McGonagall avait levé les yeux vers James et lui, avait planté son regard dans le sien, et s’était contentée de soupirer.
Des années plus tard, Sirius ne savait toujours pas s’il devait être déçu ou infiniment satisfait. Personne ne faisait jamais soupirer Minerva McGonagall.
Le sourire fantôme de l’évadé s’élargit encore quand il y repensa... C’était la première fois qu’ils avaient fait soupirer leur professeur de métamorphose, mais c’était aussi la première fois qu’ils avaient fait rire Lily Evans. Vu comme elle avait été coincée dans sa jeunesse, c’était une véritable victoire.
Elle avait fixé le petit jardinier en porcelaine qui lui demandait qui avait bien pu arroser ce lys-là pour qu’il soit si roussi, et elle avait éclaté de rire.
- Vous êtes complètement fous, avait-elle conclu lorsqu’elle avait repris son souffle.
- Eh oui, avait répondu Sirius du tac au tac. Un jour, on sera célèbres, quelqu’un écrira notre biographie et ça commencera par “La folie est la source des exploits de tous les héros”. Pas mal, hein ? Que dis-tu de mes dons de poète, Evans ?
Sirius se souvint de l’air satisfait qu’il avait arboré en trouvant la phrase, puis de la déception.
- Ça existe déjà, idiot, c’est un moldu, Erasme, qui l’a écrit il y a cinq siècles dans l’Eloge de la Folie.

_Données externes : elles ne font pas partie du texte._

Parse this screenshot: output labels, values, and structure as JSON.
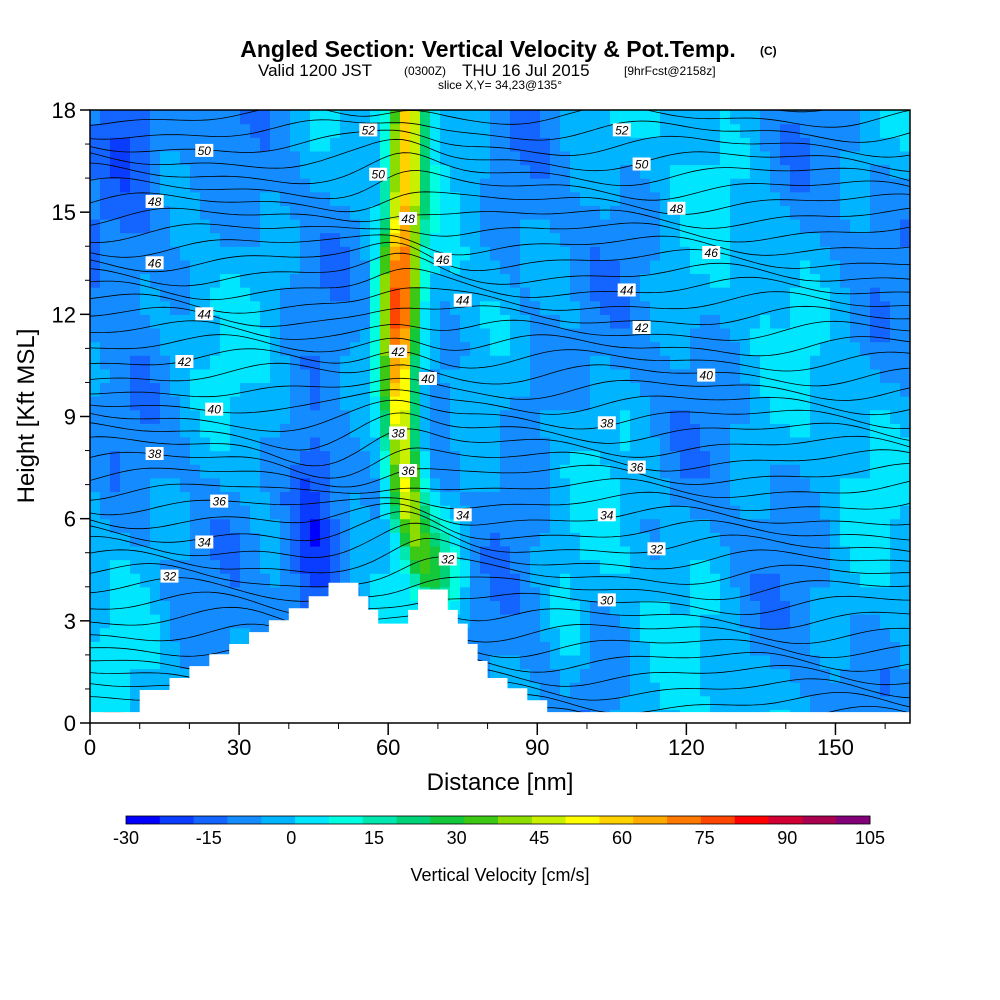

Sirius soupira... Il s’était repassé ce souvenir comme un film intérieur, et désormais de retour dans le présent, sa solitude lui pesait plus encore. Il faudrait qu’il achète ce livre moldu, ça l’occuperait peut-être... ça n’avait pas été la première fois que Lily le mouchait de la sorte, mais il s’en souvenait si bien... Il se rappelait aussi le rire de James qui avait suivi la réplique, la claque dans le dos de Remus, le sourire de Peter, Peter...
Et voilà... Comme toujours, le souvenir heureux avait tourné au vinaigre. Comme toujours, c’était plus mélancolique que jamais qu’il quittait la réminiscence.

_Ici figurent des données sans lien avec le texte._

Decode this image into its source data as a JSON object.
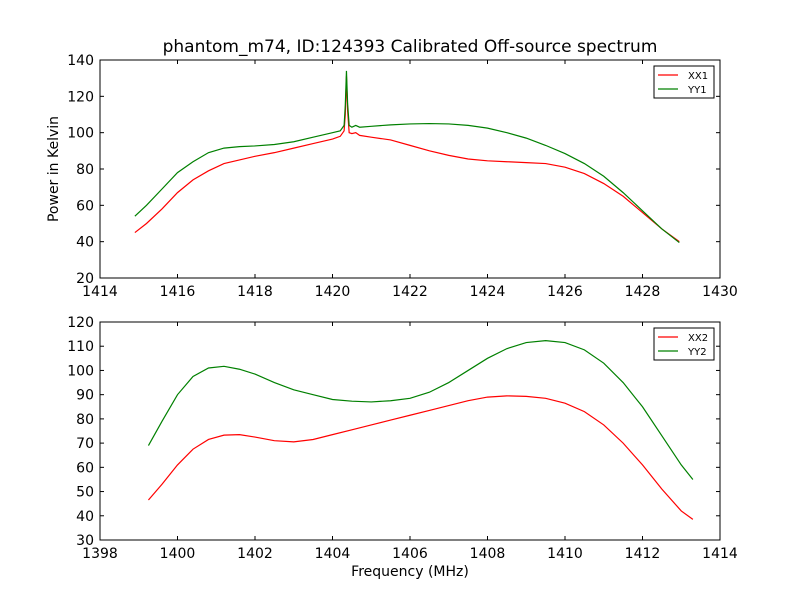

Il nota distraitement que Mondingus avait fini de chanter, il n’entendait plus l’eau couler. Il devait avoir quitté la maison.
Pris de son habituelle lassitude, il poussa d’un geste la boîte à souvenirs qui vint se renverser au pied du lit. Il pourrait toujours ranger plus tard. L’alcool pesait sur ses tempes...
Il se laissa aller sur le lit et ferma les yeux.
- Indigne, malpropre, fou, si sa mère savait...
Sirius ne savait plus vraiment si c’était Kreattur ou son inconscient qui parlait. Une étrange brume hantait son esprit, et, doucement, il cessa de lutter. A quoi bon repousser cette folie qui lui avait inspiré ses meilleurs exploits ?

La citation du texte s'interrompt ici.